Fear the Night of the Return of the Walking Zombies

It’s October! Spooky Month! That means 31 days of flash fiction, vignettes and fragments for your reading pleasure — with accompanying AI generated art! I am starting off with the lowest of low hanging fruit: Zombies. Enjoy!

—–

The first time you see a horde (hoard? — shit, I can never remember) of zombies (I know, I know, we aren’t supposed to use the “Z word” but come ON) the thing that gets you isn’t the thing you think will get you. First of all, it isn’t that they are dead — because they aren’t. At least, not like we think of as “dead.”

People know “dead” even if they have never seen a dead person. Maybe your cat died, or you had to go to an open casket funeral. Or maybe a squirrel got crushed in the road in front of your house where you stood waiting for the bus and no one ever picked it up and nothing ever ate it and it just was THERE, every morning of second grade, for MONTHS, and since it was fall it didn’t even rot it just lay there, bloody and smashed and — anyway, where was I?

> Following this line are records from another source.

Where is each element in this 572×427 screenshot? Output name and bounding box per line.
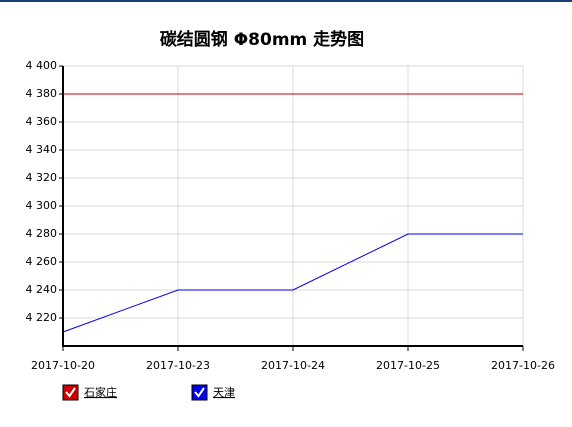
legend-item[interactable]: 石家庄 <box>62 384 117 401</box>
y-tick-label: 4 300 <box>26 199 58 212</box>
check-mark <box>194 387 205 398</box>
series-line <box>62 233 523 333</box>
x-tick-label: 2017-10-24 <box>261 359 325 372</box>
y-tick-label: 4 240 <box>26 283 58 296</box>
y-tick-label: 4 360 <box>26 115 58 128</box>
y-tick-label: 4 280 <box>26 227 58 240</box>
y-tick-label: 4 400 <box>26 59 58 72</box>
top-border <box>0 0 572 2</box>
y-tick-label: 4 340 <box>26 143 58 156</box>
chart-title: 碳结圆钢 Φ80mm 走势图 <box>160 29 364 50</box>
y-tick-label: 4 220 <box>26 311 58 324</box>
x-tick-label: 2017-10-23 <box>146 359 210 372</box>
legend-item[interactable]: 天津 <box>191 384 235 401</box>
y-tick-label: 4 380 <box>26 87 58 100</box>
x-tick-label: 2017-10-26 <box>491 359 555 372</box>
check-mark <box>65 387 76 398</box>
legend-label[interactable]: 石家庄 <box>84 385 117 399</box>
y-tick-label: 4 320 <box>26 171 58 184</box>
x-tick-label: 2017-10-25 <box>376 359 440 372</box>
x-tick-label: 2017-10-20 <box>31 359 95 372</box>
y-tick-label: 4 260 <box>26 255 58 268</box>
legend-checkbox[interactable] <box>191 384 208 401</box>
legend-label[interactable]: 天津 <box>213 386 235 399</box>
legend-checkbox[interactable] <box>62 384 79 401</box>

Right, people know DEAD and zombies aren’t it. Dead doesn’t move. Dead doesn’t even hint at movement. It’s so still it is eerie. It is, I don’t know, slack, like gravity has taken full control. But zombies move. They don’t move RIGHT — they shuffle and they jerk and they grope and they lurch — but they move. They aren’t dead. They are something else, and whatever it is, while it is horrible and disturbing, it isn’t dead.

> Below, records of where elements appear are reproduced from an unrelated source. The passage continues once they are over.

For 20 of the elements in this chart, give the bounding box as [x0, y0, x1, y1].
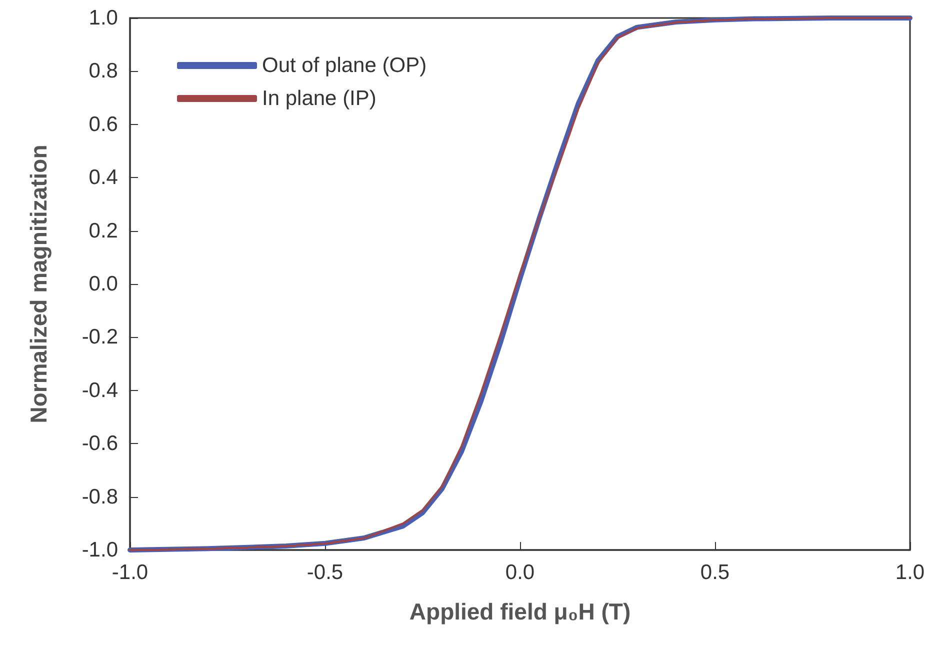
x-tick-label: 0.5: [700, 561, 730, 584]
y-tick-label: 0.0: [88, 272, 118, 296]
y-tick-label: 0.8: [88, 60, 118, 83]
y-tick-label: 0.6: [88, 112, 118, 136]
y-tick-label: -0.6: [82, 432, 118, 456]
y-tick-label: 0.2: [88, 219, 118, 242]
y-axis-title: Normalized magnitization: [26, 144, 52, 424]
x-tick-label: -1.0: [112, 561, 148, 584]
y-tick-label: -1.0: [82, 538, 118, 562]
legend-label: In plane (IP): [262, 87, 376, 110]
y-tick-label: 1.0: [88, 6, 118, 30]
x-tick-label: 1.0: [895, 561, 925, 584]
y-tick-label: -0.2: [82, 326, 118, 349]
x-tick-label: -0.5: [306, 561, 344, 584]
legend-label: Out of plane (OP): [262, 54, 427, 77]
x-axis-title: Applied field μ₀H (T): [409, 598, 631, 624]
x-tick-label: 0.0: [505, 561, 535, 584]
y-tick-label: -0.8: [82, 485, 118, 508]
y-tick-label: 0.4: [88, 166, 118, 190]
y-tick-label: -0.4: [82, 378, 118, 402]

It isn’t even the rot which, don’t get me wrong, is gross. Especially in summer. I mean, Jeezus Motherfucking Christ, the smell and the maggots and the, I don’t know, oil? pus? Whatever that drips out of them. But that is just disgusting. That isn’t what gets you.

No, the thing that gets you when you see the horde (I’m sure it is h-o-r-d-e) is that they are HUNGRY. You can sense it immediately. That shuffling and jerking I mentioned? It is in YOUR direction, with a purpose. They want to eat and they want to eat YOU. Not since the African savanna fifty-thousand years ago have we been honest to God prey, but we remember. Deep down inside, we remember what it felt like to be on the menu, and zombies bring it right to the surface.

I think that’s why so many of us don’t make it past that point. We freeze, or we run blindly. We can’t deal with being on the menu and freak the fuck out. And it always leads to a mistake: trip and fall, sprain and ankle, end up with your back to the wall, whatever. That real terror takes over and then you’re lunch.

And then you are one of them.

So, if you find this, read it twice then leave it for someone else to find. Maybe one of you will live.